Auf den Stufen einer Pagode sitzen zwei sehr fotogene Jogi, die sich gerne gegen kleine Scheine fotografieren lassen, beobachte ich. Das ist es mir wert , denke ich. Sie winken auch schon auffordernd mit den Händen man möge sich doch zwischen sie setzen. Ich gebe also den Fotoapparat ab und setze mich zwischen diese beiden Jogi. Danach gebe ich brav einem der Jogi einen 100 Rupien-Schein in die Hand. Er würdigt ihn keines Blickes und steckt ihn weg. Dafür streckt mir allerdings der andere Jogi fordernd seine Hand entgegen – also getrennte Kasse. Ich wurstele einen weiteren 100 Rupien-Schein aus meiner Tasche und versorge auch den anderen Jogi mit Trinkgeld. So ein Jogi-Leben muss ja auch finanziert werden.
Gemeinsam in der Gruppe drängen wir uns durch die prall gefüllten Gassen und die „Basarstraße“- den uralten Handelsweg von Tibet nach Indien, an dem die Wurzeln Kathmandus liegen. Wo Querstraßen die alte Basarstraße treffen, gibt es einige wenige größere öffentliche Plätze, wie Inda Chowk und am Asan Tol wo einzelne Stupas stehen die kunstvoll geschmückt sind und Altäre stehen, die vom gut erzogenen Nepali gerne mal kurz im Vorbeigehen benutzt werden, um den ein oder anderen Gott für weitere Unternehmungen gnädig zu stimmen.
Wir besichtigen den ein oder anderen Hindu-Tempel in versteckt liegenden Hinterhöfen, quetschen uns an Obst- und Gemüseständen vorbei, zwischen hupenden Motorrad-Fahrern und anderen Fußgängern durch und befinden uns auf einmal wieder in der Gegend in der wir gestern Abend schon alleine unterwegs waren.
Unser Bus wartet bereits an einer großen Ausfallstraße auf uns. Aber heute ist aufgrund des Feiertags nicht viel Verkehr und die Fahrt nach Bodnath dauert nicht all zu lange.
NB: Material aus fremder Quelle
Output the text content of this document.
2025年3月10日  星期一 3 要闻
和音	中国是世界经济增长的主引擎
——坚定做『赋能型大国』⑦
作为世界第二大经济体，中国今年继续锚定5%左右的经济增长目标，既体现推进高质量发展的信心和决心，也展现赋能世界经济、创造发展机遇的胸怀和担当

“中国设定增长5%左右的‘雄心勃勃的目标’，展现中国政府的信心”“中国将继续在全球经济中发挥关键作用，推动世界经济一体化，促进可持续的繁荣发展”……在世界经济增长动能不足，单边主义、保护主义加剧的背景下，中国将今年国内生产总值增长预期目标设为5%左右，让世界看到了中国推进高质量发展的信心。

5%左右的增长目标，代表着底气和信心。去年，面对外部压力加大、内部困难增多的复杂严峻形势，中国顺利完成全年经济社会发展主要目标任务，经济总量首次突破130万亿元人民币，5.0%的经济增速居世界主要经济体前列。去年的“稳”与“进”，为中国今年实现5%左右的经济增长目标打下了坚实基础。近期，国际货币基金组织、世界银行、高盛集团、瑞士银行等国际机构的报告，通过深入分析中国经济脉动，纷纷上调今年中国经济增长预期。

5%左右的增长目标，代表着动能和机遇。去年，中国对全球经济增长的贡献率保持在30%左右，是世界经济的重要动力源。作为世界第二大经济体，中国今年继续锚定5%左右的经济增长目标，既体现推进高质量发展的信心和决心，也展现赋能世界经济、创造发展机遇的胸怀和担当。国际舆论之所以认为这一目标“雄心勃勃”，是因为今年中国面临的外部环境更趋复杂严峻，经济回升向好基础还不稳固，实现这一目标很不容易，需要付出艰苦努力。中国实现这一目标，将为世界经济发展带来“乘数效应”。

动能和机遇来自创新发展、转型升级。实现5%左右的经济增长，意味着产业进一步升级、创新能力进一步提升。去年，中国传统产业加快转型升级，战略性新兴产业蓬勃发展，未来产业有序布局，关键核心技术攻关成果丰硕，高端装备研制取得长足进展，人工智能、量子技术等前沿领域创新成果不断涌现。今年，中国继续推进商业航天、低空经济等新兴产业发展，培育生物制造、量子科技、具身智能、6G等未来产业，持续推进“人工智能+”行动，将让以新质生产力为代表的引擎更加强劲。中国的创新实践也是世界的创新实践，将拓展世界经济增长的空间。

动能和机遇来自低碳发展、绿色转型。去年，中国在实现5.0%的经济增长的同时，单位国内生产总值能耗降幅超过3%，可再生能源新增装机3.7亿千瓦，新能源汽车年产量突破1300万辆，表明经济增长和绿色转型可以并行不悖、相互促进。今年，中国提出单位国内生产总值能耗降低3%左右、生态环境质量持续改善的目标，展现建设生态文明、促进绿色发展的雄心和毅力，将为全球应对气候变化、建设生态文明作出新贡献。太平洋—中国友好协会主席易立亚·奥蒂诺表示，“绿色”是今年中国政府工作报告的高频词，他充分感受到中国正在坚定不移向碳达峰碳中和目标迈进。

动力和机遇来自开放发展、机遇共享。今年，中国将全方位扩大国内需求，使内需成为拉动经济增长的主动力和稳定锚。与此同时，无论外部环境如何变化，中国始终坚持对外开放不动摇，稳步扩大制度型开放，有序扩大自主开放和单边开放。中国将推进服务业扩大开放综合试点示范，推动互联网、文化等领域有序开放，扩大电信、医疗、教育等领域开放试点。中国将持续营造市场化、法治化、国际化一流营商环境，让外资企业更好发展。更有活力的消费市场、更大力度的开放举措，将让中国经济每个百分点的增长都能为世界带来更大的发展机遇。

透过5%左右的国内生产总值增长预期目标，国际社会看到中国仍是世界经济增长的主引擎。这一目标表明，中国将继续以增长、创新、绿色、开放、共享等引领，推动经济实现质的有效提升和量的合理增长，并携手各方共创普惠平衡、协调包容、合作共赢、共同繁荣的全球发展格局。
Wir laufen durch die Gassen, biegen um eine Ecke und stehen völlig unvermittelt auf einem riesigen Platz in dessen Mitte der riesige Stupa von Bodnath thront. Er ist noch deutlich größer und höher als der Stupa von Swayambhunath, liegt aber mitten zwischen Wohnhäusern. Der Platz ist voller Menschen und auch hier wird der Stupa nur im Uhrzeigersinn umrundet und besichtigt. Anders herum ist schlecht fürs Karma. Haben wir ja schon gelernt. Pradeep gibt uns nach kurzer Übersicht über die wichtigsten Daten eine Stunde Zeit Bodnath auf eigene Faust zu erkunden.
Es dämmert bereits und die Stupa wird von den letzten Strahlen der untergehenden Sonne angestrahlt – was für ein Farbenspiel- ausgezeichnetes Timing!
Ein Gruppenbild vor der Stupa von Bodnath muss natürlich sein und wir beschließen, nachdem wir ja gestern schon unsere Vorliebe für Dachterrassen entdeckt haben, direkt am Platz mit Blick auf die Stupa noch einen Kaffee zu trinken und das rege Treiben auf dem Platz zu genießen.
Nun gut, wir waren einigermaßen pünktlich wieder bei unserer Gruppe.
Wir verlassen den großen, hell erleuchteten Platz durch ein kleines Tor am Ende des Platzes und finden uns völlig unvermittelt in absoluter Dunkelheit mitten auf einer Hauptverkehrsstraße im absoluten Verkehrs-Chaos wieder. Hatte ich schon erwähnt, dass es in Nepal weder Straßenbeleuchtung noch Bürgersteige gibt, die es einem Fußgänger möglich macht entlang der Straße zu gehen ohne sich permanent in Lebensgefahr zu befinden?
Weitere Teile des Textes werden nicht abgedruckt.